I know, I know. It’s a bait and switch. You come for politics and, instead, I hit you with a philosophical question. But it’s a question that’s been vexing me for some time, and I think I’ve come up with an answer. Here goes:
What is the meaning of life?
It doesn’t matter. What matters is that you think life has meaning.
The meaning of life is what we choose to make of our lives. For some people, their purpose on the earth is writ large. There are the Florence Nightingales and Mother Theresas whose lives are consumed by an overriding passion to serve others. There are the Winston Churchills who are driven by an overriding passion to lead others — presumably for the benefit of those being led.
And then, of course, there are the people who unexpectedly have a central purpose thrust upon them and who rise to the challenge. In that category, I think, are all those people we read about who are going through the daily lives and suddenly find themselves rescuing a train full of people from a terrorist attack or the young men and women who find themselves in a war zone and discover that they can fight. Think of Audie Murphy, the sharecropper’s child, who became one of the most decorated combat soldiers in World War II.
Most of us, though, do not believe that we have a higher calling nor do we find ourselves in situations where we have greatness thrust upon us. Instead, we just go through our lives: we grow up, attend school, get a job, and raise children. All those activities, of course, have some meaning, especially procreation, which is the minimum requirement for all species in order to survive.
What I’ve come to believe, though, is that the people who get the most satisfaction from life are those who looking beyond mere survival and deliberately imbue other aspects of their lives with meaning. This is not the same as becoming a special snowflake who believes that his every thought and act is an exquisite thing that must be revealed to and cherished by those in his world. Instead, it comes from looking at the things we do in our lives and making conscious decisions to improve ourselves.
I’ve thought about this a lot since I made a new friend recently who occasionally bemoans the fact that we hadn’t met when we were younger so that our friendship could have had a longer time for us to enjoy. That’s a nice thought, but the reality is that I was not a nice person when I was young. True to my semi-European, semi-Communist upbringing, as well as a very large dollop of my own difficult personality, I was snobby, prudish, condescending, perpetually discontent, and frequently quite unkind. Looking back, I wouldn’t even have wanted to be friends with me, and it’s a testament to the good quality of people with whom I surrounded myself that they were willing to be my friends.

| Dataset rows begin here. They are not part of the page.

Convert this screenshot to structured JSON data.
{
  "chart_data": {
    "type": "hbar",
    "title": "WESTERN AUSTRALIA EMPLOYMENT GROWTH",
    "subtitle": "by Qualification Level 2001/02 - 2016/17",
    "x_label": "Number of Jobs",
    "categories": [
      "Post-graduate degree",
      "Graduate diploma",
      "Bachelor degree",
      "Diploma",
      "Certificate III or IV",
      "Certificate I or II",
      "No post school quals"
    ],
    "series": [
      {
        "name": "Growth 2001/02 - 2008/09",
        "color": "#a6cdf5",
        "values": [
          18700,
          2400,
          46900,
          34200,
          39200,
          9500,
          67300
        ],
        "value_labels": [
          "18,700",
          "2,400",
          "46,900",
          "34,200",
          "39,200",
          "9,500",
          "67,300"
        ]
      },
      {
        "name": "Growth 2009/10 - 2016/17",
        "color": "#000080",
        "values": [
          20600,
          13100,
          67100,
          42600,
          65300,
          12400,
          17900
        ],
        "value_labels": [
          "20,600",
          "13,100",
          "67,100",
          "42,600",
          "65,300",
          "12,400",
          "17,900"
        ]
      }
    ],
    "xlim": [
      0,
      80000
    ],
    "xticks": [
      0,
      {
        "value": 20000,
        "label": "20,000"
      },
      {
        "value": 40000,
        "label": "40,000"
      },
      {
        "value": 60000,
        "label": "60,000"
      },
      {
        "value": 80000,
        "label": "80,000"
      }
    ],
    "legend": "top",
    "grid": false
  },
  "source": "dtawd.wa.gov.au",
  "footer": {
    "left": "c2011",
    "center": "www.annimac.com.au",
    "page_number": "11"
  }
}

I’d like to think that I’m a nicer person now. For the last twenty-five years, I’ve giving meaning to my life by refusing just to plod through one day after another, unthinkingly. Instead, I’ve given some thought every day to how I can be a better person: a better friend, a better lawyer, a kinder person, a better daughter, a better mother, etc. I’ve concluded that, if there is a God, that God gave me the capacity to grow and improve throughout my life. It’s, therefore, an act remarkably close to sacrilege to ignore that unique human attribute.
Again, this is not about being a special snowflake and assuring everybody that I’ve reached peak human perfection (which, Lord knows, I haven’t). It’s about imbuing the ordinary passage of my days by concentrating on how I can improve myself — a very American concept when one thinks about. So perhaps the meaning of life is to be American. 😉
This is about as deep as my deep thoughts get, reminding me of the insult I once heard an ignorant Leftist (was it Gary Trudeau?) throw at Ronald Reagan: “You can wade through his deepest thoughts without getting your ankles wet.” If you’d like to take this thread into deeper philosophical waters, please do. I’d love to hear what others have to say on this subject.